Work Text:
Maglor found the body washed up on the greying sand of the beach he had come to. Her dress was fine and lustrous but soaked through with saltwater. It clung to her in grey folds of dampened silk. Drying emerald seaweed tangled round her arms and torso. Her face, though likely once fair as ivory, was reddened and peeling from the sun. Sand clung to her brow and her cheeks.
As he approached the woman, she wretched. Pale water streamed from her mouth. Another weak wave pooled over her. She coughed again; her hands pressed into the sand, and she struggled to raise herself. She fell. A wave crashed over her. Again, she tried to rise, hands digging uselessly into the wet, darkened sand. Yet still, she failed in her movement. Seafoam caught in her dark, unbound hair like a net of pearls.
He moved to her swiftly, gripped her arms and raised her, another moment and he had lifted her entirely. She was icy to his touch and limp with weakness. Her legs swung over one firm arm and the other raised to support her back. He carried her away, and she let him; her eyes were dim and unseeing and fluttering.
…
She did not speak for days. Nor was she well. The waters had chilled and diminished her. Much water she had expelled, yet death had pressed closely towards her.
He tended to her well as he could. A fire he built as soon as he could. His own cloak he wrapped around her shoulders to warm her. He cooked salted fish over the hot flame and pressed thin shreds of it to her mouth. He rubbed healing liniment on her face scented with the pale yarrow flowers ground into the mixture.
She slept fitfully, arms thrashing, whimper rising in her throat till he soothed her with a touch or with a song.
On the third day she rose, more conscious and aware then all the others. Her eyes were bright and almost focused and when he approached her that evening; she was able to speak and sit up without much strain.
He sat beside her with his harp drawn near as was his habit as the stars rose.
“Have I died?” she whispered to him as she clung to his sleeve. “Is this where mortals souls flee to?”
“You have survived. I found you on the shore. Did something happen to your ship?”
“My ship?” Her eyes wandered upwards to the stars.
“Where may I return you? Have you a husband or a home?”
She shook her head. Her voice was hoarse, dried by salt and harshened for it. “You cannot return me. Nothing remains of my homeland.”
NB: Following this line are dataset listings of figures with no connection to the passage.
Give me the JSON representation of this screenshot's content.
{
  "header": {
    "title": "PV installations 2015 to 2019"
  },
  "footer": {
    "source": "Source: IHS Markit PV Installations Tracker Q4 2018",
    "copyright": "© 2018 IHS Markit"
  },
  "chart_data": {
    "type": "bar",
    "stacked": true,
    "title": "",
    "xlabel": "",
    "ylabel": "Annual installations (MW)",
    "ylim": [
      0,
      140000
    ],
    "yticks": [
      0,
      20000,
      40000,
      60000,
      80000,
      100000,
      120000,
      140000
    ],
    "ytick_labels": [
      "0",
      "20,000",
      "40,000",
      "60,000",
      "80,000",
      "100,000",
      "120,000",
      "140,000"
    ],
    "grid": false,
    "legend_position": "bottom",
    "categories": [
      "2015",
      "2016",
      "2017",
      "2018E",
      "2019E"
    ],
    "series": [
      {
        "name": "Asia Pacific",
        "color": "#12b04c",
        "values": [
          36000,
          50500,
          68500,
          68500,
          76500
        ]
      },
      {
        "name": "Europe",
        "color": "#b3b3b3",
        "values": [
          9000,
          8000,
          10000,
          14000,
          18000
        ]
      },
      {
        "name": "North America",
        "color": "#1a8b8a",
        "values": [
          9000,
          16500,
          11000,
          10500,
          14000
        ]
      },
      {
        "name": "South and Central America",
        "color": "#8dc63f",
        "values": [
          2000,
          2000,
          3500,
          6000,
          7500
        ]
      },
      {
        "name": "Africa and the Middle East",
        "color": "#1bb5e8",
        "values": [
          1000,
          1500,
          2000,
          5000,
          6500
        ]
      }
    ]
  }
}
“From whence did you come, good lady?” he asked, his hands tuning his harp with greater consideration as he spoke. He pulled a string and it rung discordantly. He tightened it slightly, and the note this time rang sweeter from his attentions.
The campfire flickered and sparked.
“Númenor. It has sunk.”
He paused. Silent and watchful.
Her eyes were distant now, remembering. “I climbed the sacred peak, my heart and lungs filled with my prayers.” Her hands gripped the fabric of the skirt with whitened knuckles, and her voice cracked like an oyster pried apart, softened insides exposed. “I did not ascend high enough, and yet the Valar allowed my survival.”
“A song I could write of such things.”
And already the song seemed to tease him. Pearls and ivory and silver. Sea foam, iced waters, and delicate, crumbling stone. A sole survivor of a lost kingdom. All of it had the makings of a mournful lament. Fragility. Nobility. Tragedy. Beauty, too.
“If you do, say nothing of my life. A new one I should like to craft.”
“Your life?” And there was the truest question. Who was this woman? And why did such sorrow touch her elegant brow? A noble perhaps? Her dress shone richly enough, embroidered as it was with pools of silver thread.
“Once, I should have been queen there. I am Tar-Míriel, though more regularly I was addressed as Ar-Zimraphel.” Her eyes were dark. She stared deeply into the flames that seemed to pulse and shift as though waves.
She was grim, though he warmed at the confession, eyes grazing over her with delight. A smile graced his lips. “I did think there was some familiarity of your eyes; they have the same brightness and warmth as the one who fathered your line.”
Her eyes widened, she turned to him with wonder. “You knew him? Elros?”
“He was like a son to me, and I am glad his family still survives.”
“All of the writings of such things were banned. My father spoke of him only by memory; such things are fallible and uncertain, and in truth I know only his name. You must be old to have known him.”
He laughed. “Yes, but I could not forget those days. Travel with me for a time, and I shall tell you all I remember.”
“I would not dare impose upon you.” Her response was immediate, avoidant, too much like Elros when he disguised his own wounds and fears.
It would help her to share what burdened her and with time she would. He would ensure it; he had stories enough to distract her, while she let her mind rest and heal.
“Truly, fair Míriel, it would lesson my own loneliness. You are family, and I have little of that remaining. Your home is gone, and I would not leave you friendless and unguarded in some unknown place.”